Nemotron 3 Super Now Available in SGLang
SGLang has added day-0 support for NVIDIA's Nemotron 3 Super, an open-weights large language model designed specifically for building scalable multi-agent AI systems. The model is now ready for inference serving and deployment on popular GPU architectures.
Key Technical Specifications
Nemotron 3 Super is a 120B-parameter mixture-of-experts (MoE) model with a hybrid Transformer-Mamba architecture. Despite its large parameter count, it activates only 12B parameters per forward pass, delivering leading accuracy at a fraction of the computational cost. Notable features include:
- 1M-token context window for maintaining full conversation history and plan state across long multi-agent workflows
- Up to 5x higher throughput compared to the previous Nemotron Super model (Llama Nemotron Super 1.5)

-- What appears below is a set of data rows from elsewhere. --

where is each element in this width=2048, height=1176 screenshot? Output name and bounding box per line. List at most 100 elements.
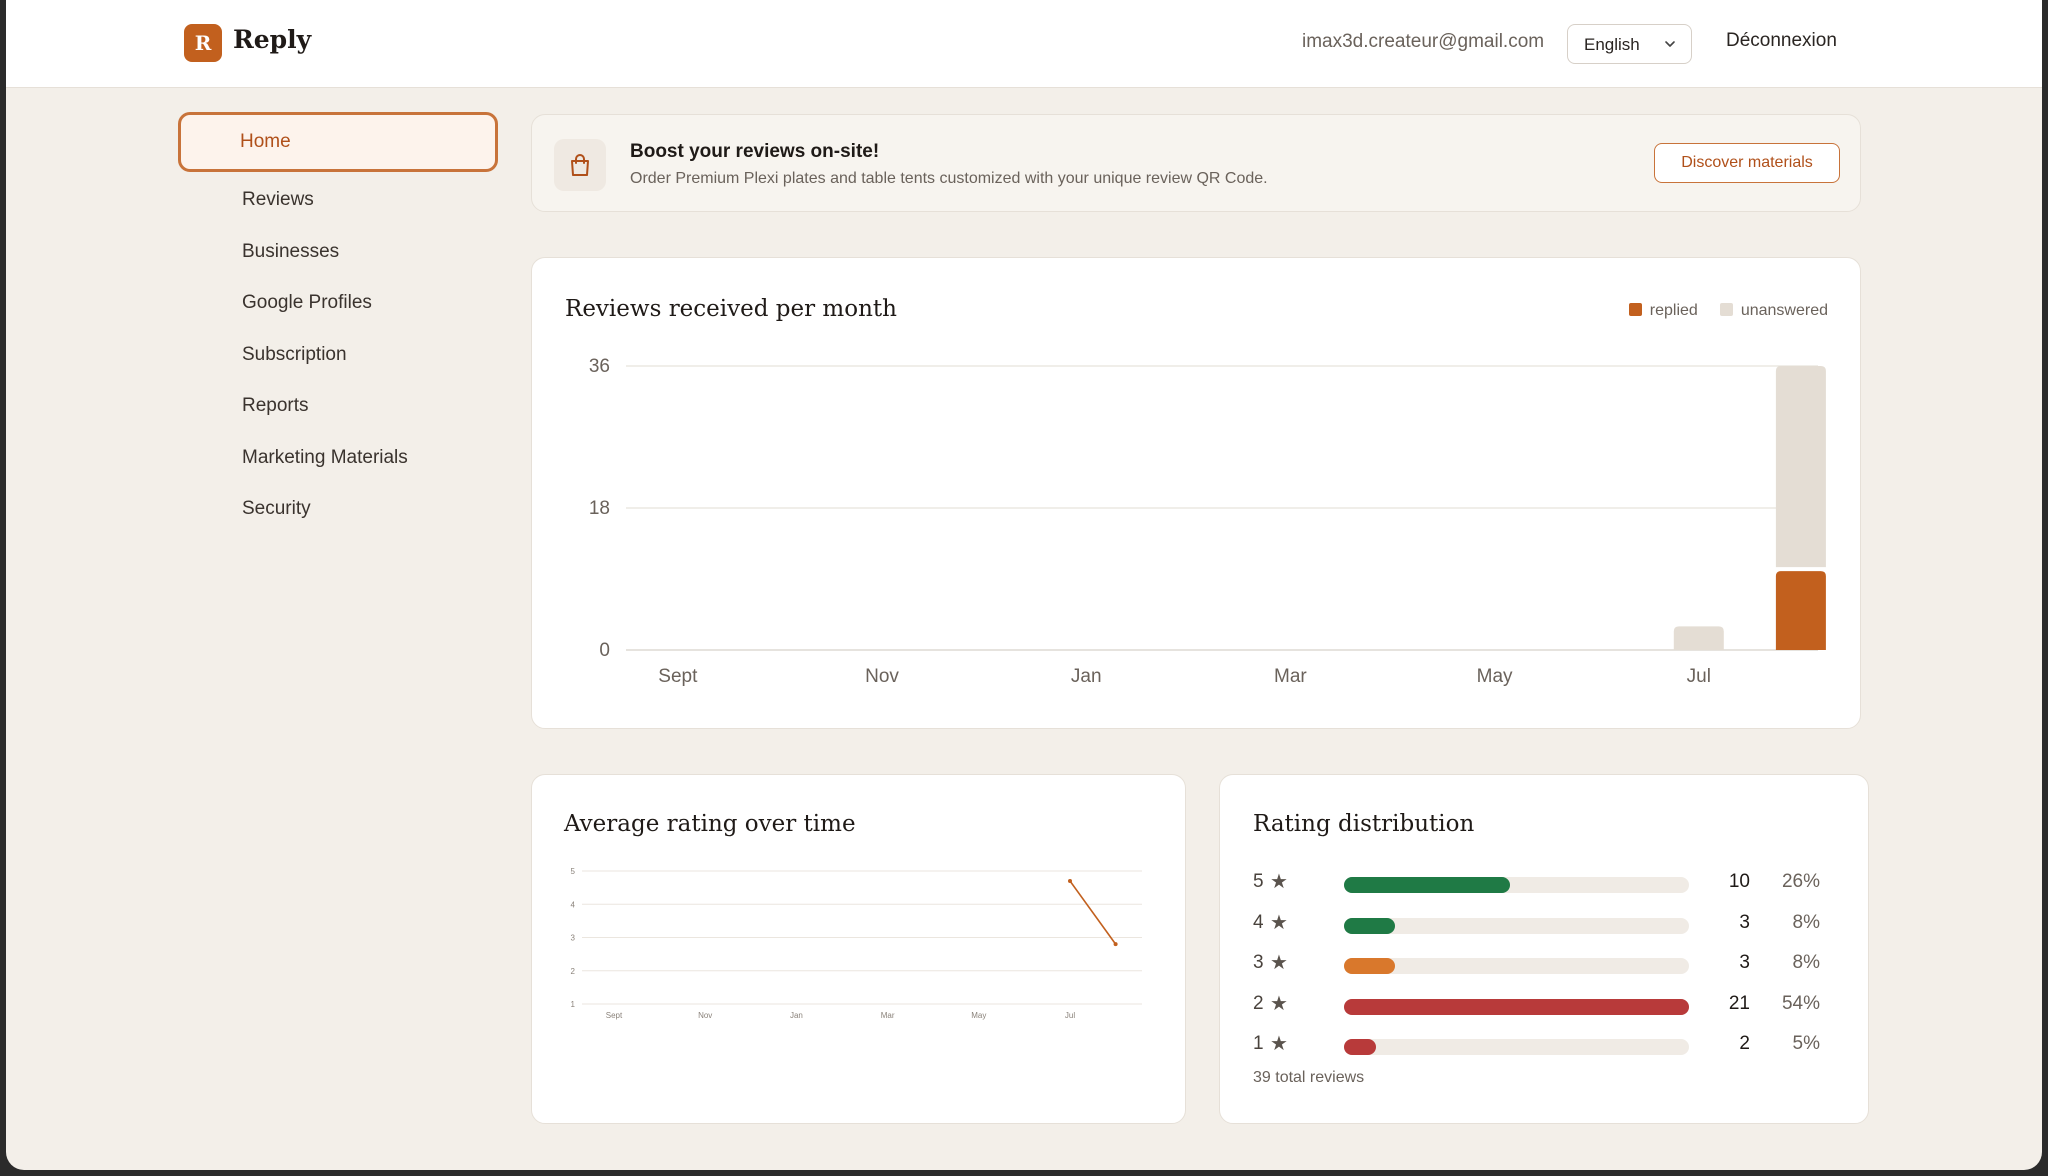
sidebar-item-security[interactable]: Security [242, 498, 311, 519]
x-tick-label: Jul [1065, 1011, 1075, 1020]
language-select[interactable]: English [1567, 24, 1692, 64]
rating-percent: 5% [1792, 1033, 1820, 1054]
reviews-bar-chart: 0 18 36 Sept Nov Jan Mar May Jul [589, 356, 1826, 687]
x-tick-label: Nov [865, 666, 899, 687]
average-rating-card: Average rating over time 1 2 3 4 5 Sept Nov Jan… [531, 774, 1186, 1124]
distribution-bar-fill [1344, 918, 1396, 934]
star-icon: ★ [1270, 993, 1288, 1015]
x-tick-label: Mar [881, 1011, 895, 1020]
distribution-row: 2 ★ 21 54% [1253, 991, 1853, 1021]
bar-unanswered [1673, 626, 1724, 650]
rating-count: 21 [1728, 993, 1750, 1014]
y-tick-label: 4 [571, 900, 576, 909]
y-tick-label: 18 [589, 498, 610, 519]
rating-count: 10 [1728, 871, 1750, 892]
rating-point [1068, 878, 1072, 883]
promo-title: Boost your reviews on-site! [630, 141, 880, 162]
x-tick-label: Sept [606, 1011, 623, 1020]
chevron-down-icon [1665, 41, 1675, 47]
star-icon: ★ [1270, 871, 1288, 893]
x-tick-label: May [1477, 666, 1513, 687]
rating-percent: 8% [1792, 952, 1820, 973]
legend-unanswered-label: unanswered [1740, 302, 1828, 319]
sidebar-item-reviews[interactable]: Reviews [242, 189, 314, 210]
legend-unanswered: unanswered [1719, 302, 1828, 320]
legend-replied: replied [1628, 302, 1698, 320]
distribution-bar-track [1344, 918, 1689, 934]
sidebar-item-home[interactable]: Home [178, 112, 498, 172]
sidebar-item-subscription[interactable]: Subscription [242, 343, 347, 365]
distribution-bar-fill [1344, 1039, 1376, 1055]
star-level-label: 1 [1253, 1033, 1264, 1054]
average-rating-line-chart: 1 2 3 4 5 Sept Nov Jan Mar May Jul [571, 867, 1142, 1020]
total-reviews: 39 total reviews [1253, 1069, 1365, 1086]
distribution-bar-fill [1344, 877, 1511, 893]
chart-legend: replied unanswered [1628, 302, 1828, 320]
star-level-label: 5 [1253, 871, 1264, 892]
distribution-row: 5 ★ 10 26% [1253, 869, 1853, 899]
reviews-chart-title: Reviews received per month [565, 296, 897, 322]
rating-line [1069, 880, 1117, 945]
rating-point [1113, 942, 1118, 947]
y-tick-label: 0 [599, 640, 610, 661]
discover-materials-button[interactable]: Discover materials [1654, 143, 1840, 183]
unanswered-swatch [1719, 303, 1733, 316]
y-tick-label: 3 [571, 934, 576, 943]
distribution-bar-fill [1344, 958, 1396, 974]
rating-percent: 54% [1781, 993, 1820, 1014]
x-tick-label: Jul [1687, 666, 1711, 687]
y-tick-label: 36 [589, 356, 610, 377]
promo-banner: Boost your reviews on-site! Order Premiu… [531, 114, 1861, 212]
x-tick-label: Jan [1071, 666, 1102, 687]
rating-count: 3 [1739, 952, 1750, 973]
distribution-row: 3 ★ 3 8% [1253, 950, 1853, 980]
x-tick-label: Jan [790, 1011, 803, 1020]
x-tick-label: Mar [1274, 666, 1307, 687]
app-window: R Reply imax3d.createur@gmail.com Englis… [6, 0, 2042, 1170]
user-email: imax3d.createur@gmail.com [1302, 31, 1545, 52]
y-tick-label: 5 [571, 867, 576, 876]
top-bar: R Reply imax3d.createur@gmail.com Englis… [6, 0, 2042, 88]
distribution-row: 1 ★ 2 5% [1253, 1031, 1853, 1061]
x-tick-label: May [971, 1011, 986, 1020]
star-level-label: 2 [1253, 993, 1264, 1014]
sidebar-item-businesses[interactable]: Businesses [242, 240, 340, 262]
logo-icon[interactable]: R [184, 24, 222, 62]
rating-percent: 8% [1792, 912, 1820, 933]
distribution-bar-track [1344, 1039, 1689, 1055]
bar-unanswered [1775, 366, 1826, 568]
distribution-bar-track [1344, 958, 1689, 974]
y-tick-label: 2 [571, 967, 576, 976]
rating-count: 3 [1739, 912, 1750, 933]
replied-swatch [1628, 303, 1642, 316]
y-tick-label: 1 [571, 1000, 576, 1009]
x-tick-label: Nov [698, 1011, 712, 1020]
distribution-bar-fill [1344, 999, 1689, 1015]
bar-replied [1775, 571, 1826, 650]
rating-percent: 26% [1781, 871, 1820, 892]
distribution-bar-track [1344, 999, 1689, 1015]
language-value: English [1584, 35, 1640, 54]
sidebar-item-marketing-materials[interactable]: Marketing Materials [242, 446, 408, 468]
star-icon: ★ [1270, 912, 1288, 934]
rating-distribution-title: Rating distribution [1253, 811, 1475, 837]
legend-replied-label: replied [1649, 302, 1698, 319]
shopping-bag-icon [554, 139, 606, 191]
app-name[interactable]: Reply [233, 25, 312, 54]
sidebar-item-reports[interactable]: Reports [242, 395, 309, 416]
star-icon: ★ [1270, 1033, 1288, 1055]
x-tick-label: Sept [658, 666, 698, 687]
star-icon: ★ [1270, 952, 1288, 974]
sidebar-item-google-profiles[interactable]: Google Profiles [242, 292, 372, 313]
distribution-bar-track [1344, 877, 1689, 893]
sidebar-nav: Home Reviews Businesses Google Profiles … [178, 112, 498, 533]
promo-subtitle: Order Premium Plexi plates and table ten… [630, 170, 1268, 187]
average-rating-title: Average rating over time [564, 811, 856, 837]
logout-link[interactable]: Déconnexion [1726, 30, 1837, 51]
reviews-per-month-card: Reviews received per month replied unans… [531, 257, 1861, 729]
star-level-label: 3 [1253, 952, 1264, 973]
rating-distribution-card: Rating distribution 5 ★ 10 26% 4 ★ 3 8% 3 ★ 3 8% 2 ★ 2… [1219, 774, 1869, 1124]
distribution-row: 4 ★ 3 8% [1253, 910, 1853, 940]
rating-count: 2 [1739, 1033, 1750, 1054]
star-level-label: 4 [1253, 912, 1264, 933]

- 2x higher accuracy on Artificial Analysis Intelligence Index benchmarks
- Multi-token prediction for faster long-form text generation
- Thinking budget support for optimizing accuracy with minimal reasoning token overhead
- Latent MoE design that enables calling 4 experts for the inference cost of one
The model supports multiple quantization formats (BF16, FP8, NVFP4) and runs on B200, H100, H200, DGX Spark, and RTX 6000 GPUs.
Getting Started with SGLang
Developers can immediately begin serving Nemotron 3 Super using SGLang's launch server command. Installation requires:
pip install 'git+https://github.com/sgl-project/sglang.git#subdirectory=python'
The model can then be served on multi-GPU setups (example provided for 4xH200) with built-in support for tool calling and reasoning parsers. SGLang exposes the model via an OpenAI-compatible API, allowing existing applications to integrate with minimal changes.
Why Nemotron 3 Super for Multi-Agent Systems
The model is purpose-built for orchestrating multiple collaborating agents. Its 1M-token context enables agents to maintain full conversation history and plan state without fragmentation, reducing goal drift in multi-step workflows. Use cases include code generation and debugging, research summarization, alert triage, and document analysis. As a fully open model with published datasets and training recipes, developers can fine-tune and deploy on their own infrastructure for maximum privacy and control.
Getting started: Download weights from Hugging Face, follow the SGLang cookbook, or use the NVIDIA Brev launchable for one-click deployment. The technical report provides guidance for building custom optimized variants.